If you weren’t in the Gray Cage Saturday night , you can call your parents right now and tell them that you’ve wasted 4 years and $150,000. When the Roots opened for Beck in ’97 I had a good time. But last night was…WOW. I haven’t smiled this much since I fell in love. I wandered around like an idiot for about an hour after the show. I even made Ira sign my ticket.

They opened with Autumn Sweater. If the words Yo La Tengo mean anything to you, I can just stop now. At this point I should point out that Ira, James and Georgia are not “rock stars,” they are the kind of people that don’t look cool, that actually seem to know what cool is, and are ready to share it with anyone who will listen to them play. Speaking as someone who got beat up a lot as a kid, it made me glad to see three people I could actually relate to on stage, being so heartbreakingly awesome. How do I know this? Because I was not just offered the opportunity, but asked, to help set up the show. That’s right, we hung out, we listened to the sound check, we even played basketball with them.
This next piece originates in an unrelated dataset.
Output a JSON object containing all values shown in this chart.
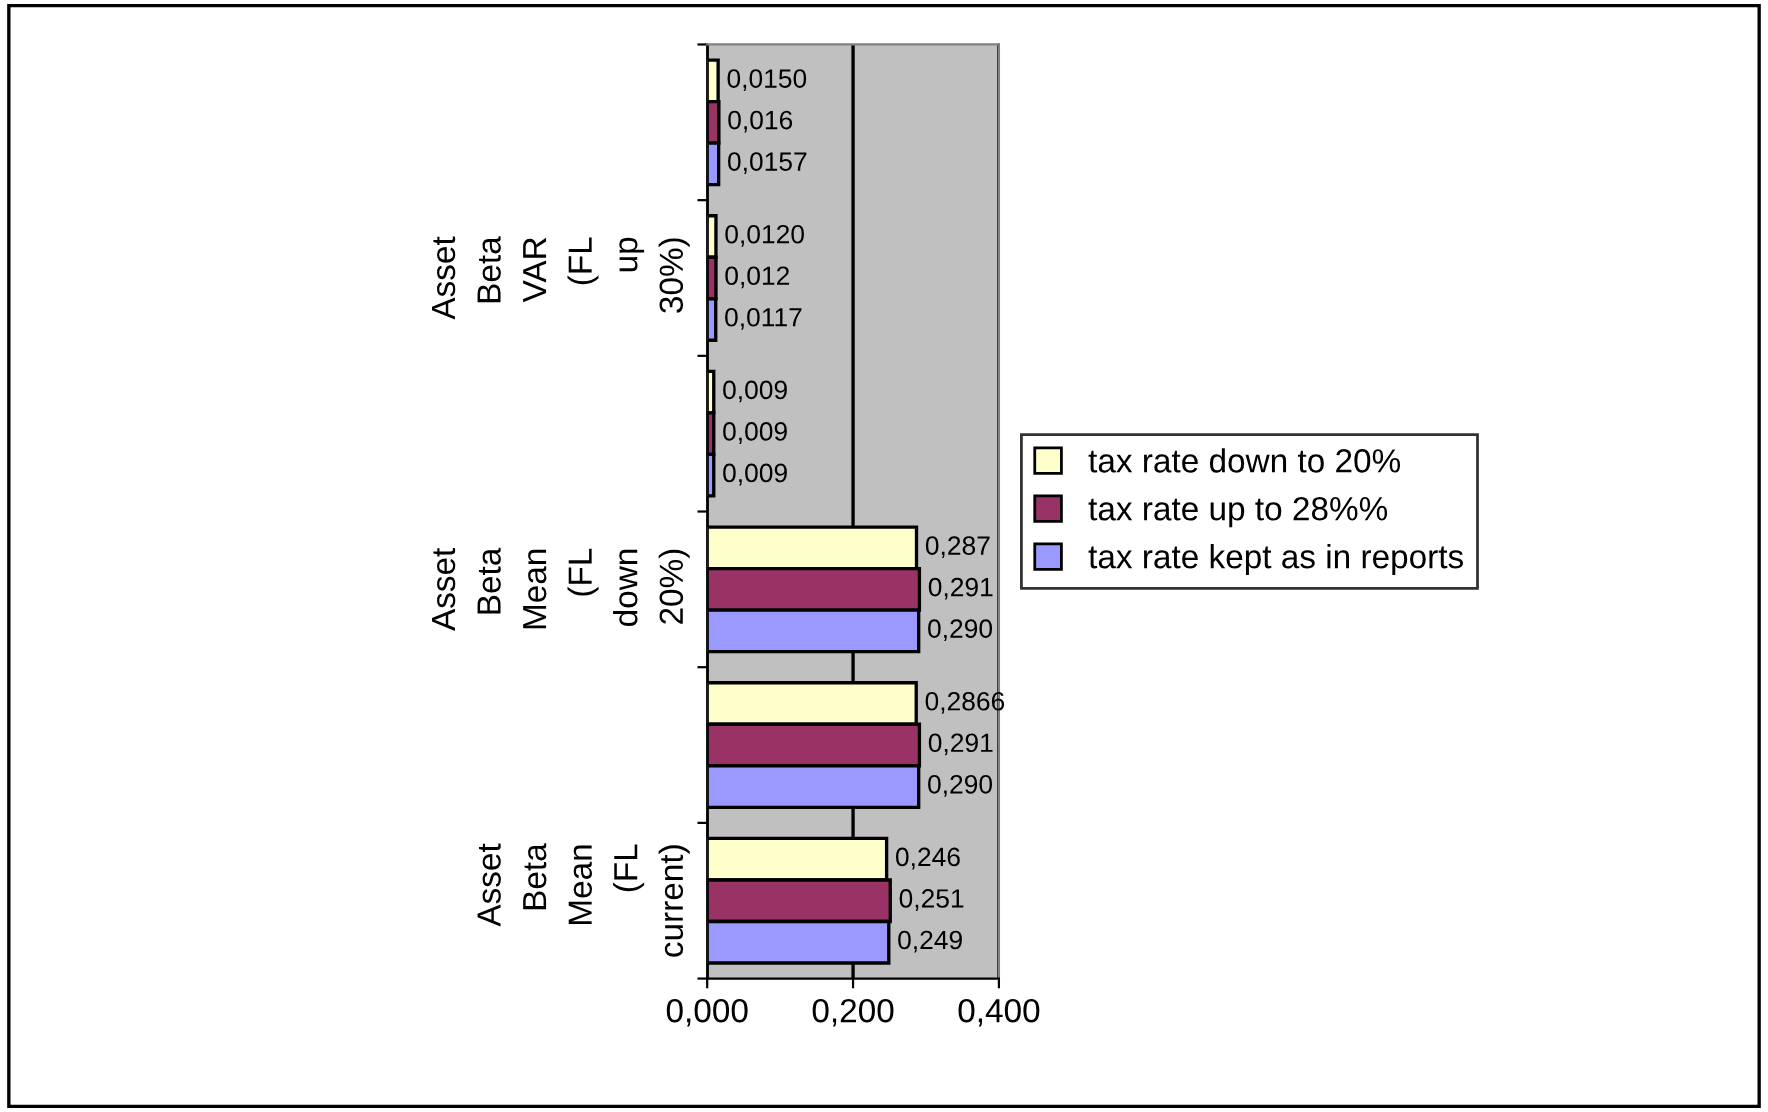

If you didn’t go to the show, let me fill in the blanks. Imagine your favorite band. Now forget all about them and imagine something good. SPIN magazine described them as “a Bergman film set in a Hoboken record store: abstract and intimate, sweetly whispering, raging like a distant thunderstorm.” I thought that was great writing until I heard Yo La Tengo in concert and realized it was flat and meaningless. It may be as close as one can come to describing something that embodies it’s own medium so perfectly that it defies explication in any other. It’s like trying to describe a sunset in words. Allmusic.com lists their tone as: “Circular, Intimate, Soothing, Trippy, Playful, Ethereal, Spring-like, Autumnal, Wry, Bittersweet, Hypnotic and Nocturnal.” Their music has an emotional power that makes your favorite “singer songwriter” seem like a phony, and the ass-kicking, rock-your-socks-off power to match any metal band. Yo La Tengo is in possession of three of the most devastatingly comforting voices in all of music. Each and every song is a sugar-coated punch in the soul.

When they played “I Heard You Looking” I shat myself, wept and saw God. Ira was like Bob Dylan possessed by the ghost of Hendrix. Georgia and James’s rhythm section is like the world’s best drum machine with the soul of a wise old man. It’s that perfect, and that human. As raging and powerful as that song was, they never over-did anything. My ears didn’t ring when the show was over, and every time I began to be overwhelmed, they seemed to know, and slowed down to give me time to catch my breath and think about what was happening.

Yo La Tengo plays a lot of covers, and when they do, they turn old songs into something completely new and insane. They took requests from the crowd for their encore, starting with a cage-shaking version of Jackson Browne’s “Somebody’s Baby.” That song has always been kind of a guilty pleasure of mine. They made me realize why I’ve always loved it.

The night ended perfectly with one of their saddest and sweetest songs: “Damage.” They pulled my heart gently from my chest, took it to pieces, kissed them sweetly and sent them on their way. I laughed, I sighed, I jumped up and down and screamed. It’s all downhill from here. Thank you.